A new film has just been released titled “Best of Enemies.” It recounts the iconic televised debates between arch conservative William F. Buckley and liberal Gore Vidal, which aired during the fateful 1968 Republican and Democratic national conventions. For those of us old enough to remember these two intellectual characters in the context of the dramatic and often violent decade of the '60s, two points stand in high relief: one is the philosophical chasm between the two men, and the other, the level of intellectual discourse in which these two opponents engaged.
On a small film set, the two men discussed the political, social and economic issues of the time with exquisite research and articulation. Their debate was such a wonderful exercise of ideas and verbal jousting that whether their positions were personally repugnant was of little consequence. Their minds were so impressive that the enjoyment was in the listening. And, while this discourse is at the very heart of Socratic learning — learning through inquiry, exploring every point of view, and applying ideas to common men with common sense — enjoyment is not to be discounted as a key element in successful learning.
Over time, the changing nature of American culture and social media has seen the dissipation of intelligent public debate. A painful counterpoint to the intimate and heated debate of Vidal and Buckley is the spectacle of the current presidential primary campaigns. The candidates sometimes look more like members of a tribe on an episode of "Survivor"; perhaps candidates are building alliances to vote Donald Trump off the island. Of course, political campaigning is ironically the last place to look for intellectual discourse, but we should be looking for much more of it in our schools and in our personal lives.
The very best classes in school, at any age, are classes in which students can safely share their ideas, thoughts and interpretations. Classes that are discussion-based are essential in the development of reasoning and analytic thinking. Learning to cite facts and sources that support arguments and to follow clear logical steps in the articulation of ideas are the building blocks of good debate, but even more important is an open mind. This is the tricky component. We all have trouble listening to arguments that are contrary to our own, but learning at an early age to enjoy sharing ideas and positions promotes the discourse essential to Socratic learning. Once again, it is not enough to tolerate individual differences — educators must embrace and seek them out.
We live in an age of conformity, but also the age of taking sides: an insidious two-dimensional conformity. It is the age of “you're either with me or against me.” We now glorify the sound bite, the rhetorical position, the posturing, and most of all, the self-congratulation. If no political candidate could self-congratulate, but rather rationally defend, we would be better off. Discourse is not personal attack or self-promotion.

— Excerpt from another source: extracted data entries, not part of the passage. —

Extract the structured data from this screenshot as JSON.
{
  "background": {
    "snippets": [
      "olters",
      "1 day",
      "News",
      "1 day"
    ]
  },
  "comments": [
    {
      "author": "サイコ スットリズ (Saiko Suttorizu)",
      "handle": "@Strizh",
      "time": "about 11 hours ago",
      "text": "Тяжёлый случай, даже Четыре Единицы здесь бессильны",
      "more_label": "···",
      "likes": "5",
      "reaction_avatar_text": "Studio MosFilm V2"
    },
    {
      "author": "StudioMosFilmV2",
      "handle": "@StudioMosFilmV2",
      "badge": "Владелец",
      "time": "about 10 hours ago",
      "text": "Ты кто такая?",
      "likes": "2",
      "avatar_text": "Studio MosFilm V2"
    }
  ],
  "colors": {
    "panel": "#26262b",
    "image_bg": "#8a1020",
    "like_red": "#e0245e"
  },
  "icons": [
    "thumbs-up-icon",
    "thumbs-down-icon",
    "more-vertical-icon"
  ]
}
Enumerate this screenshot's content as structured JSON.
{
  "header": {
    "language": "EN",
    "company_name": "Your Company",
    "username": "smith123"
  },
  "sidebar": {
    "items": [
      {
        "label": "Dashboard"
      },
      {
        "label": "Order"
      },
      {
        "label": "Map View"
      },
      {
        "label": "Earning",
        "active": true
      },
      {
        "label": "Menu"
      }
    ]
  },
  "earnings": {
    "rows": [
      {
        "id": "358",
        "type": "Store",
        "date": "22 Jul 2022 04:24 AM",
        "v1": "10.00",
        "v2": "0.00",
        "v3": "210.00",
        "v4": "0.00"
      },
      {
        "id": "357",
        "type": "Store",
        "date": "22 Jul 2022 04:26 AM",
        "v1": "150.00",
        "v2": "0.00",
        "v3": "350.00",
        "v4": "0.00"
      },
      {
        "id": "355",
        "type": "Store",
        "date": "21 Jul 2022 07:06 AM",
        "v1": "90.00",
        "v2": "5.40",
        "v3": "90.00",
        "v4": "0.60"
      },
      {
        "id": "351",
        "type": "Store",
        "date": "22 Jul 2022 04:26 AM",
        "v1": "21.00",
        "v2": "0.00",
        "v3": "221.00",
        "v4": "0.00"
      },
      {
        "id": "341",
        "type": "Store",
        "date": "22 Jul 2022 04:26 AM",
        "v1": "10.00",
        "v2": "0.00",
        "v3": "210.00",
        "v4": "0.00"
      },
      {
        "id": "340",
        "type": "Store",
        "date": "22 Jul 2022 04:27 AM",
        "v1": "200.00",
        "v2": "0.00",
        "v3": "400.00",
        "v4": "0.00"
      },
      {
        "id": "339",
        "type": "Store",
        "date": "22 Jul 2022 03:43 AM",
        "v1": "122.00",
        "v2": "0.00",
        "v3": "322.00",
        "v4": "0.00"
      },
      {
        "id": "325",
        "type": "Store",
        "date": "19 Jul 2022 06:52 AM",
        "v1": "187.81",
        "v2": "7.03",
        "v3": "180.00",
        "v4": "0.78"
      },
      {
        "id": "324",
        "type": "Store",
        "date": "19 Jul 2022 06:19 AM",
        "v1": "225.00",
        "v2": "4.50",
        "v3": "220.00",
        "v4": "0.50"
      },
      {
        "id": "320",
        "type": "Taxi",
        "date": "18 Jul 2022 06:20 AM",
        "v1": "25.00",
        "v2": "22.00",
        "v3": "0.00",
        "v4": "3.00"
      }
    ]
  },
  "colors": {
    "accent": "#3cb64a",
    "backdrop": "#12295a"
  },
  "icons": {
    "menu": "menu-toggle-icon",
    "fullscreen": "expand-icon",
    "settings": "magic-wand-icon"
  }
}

It is the sharing of beliefs that are sound and moral and for the good of all men.
Teaching children to grow their minds, share their thoughts without self-promotion and enjoy and receive the ideas of others is the work we should be addressing. A state assessment, written by a corporate monopoly, will never capture that special gift or the selfless sharing of ideas that a teacher can find and foster in a student. Multiple choice answers and essays written but not shared, do not constitute discourse.
Gore Vidal and William Buckley may not have liked each other and certainly stooped to some name-calling, but we learned something listening to them, and that is what we are missing in our public and private lives. We can only learn by listening if someone is saying something worth listening to. Setting a higher standard for self-expression through discussion and intelligent debate in our classrooms is the best way to reinvigorate the intellectual life of our country.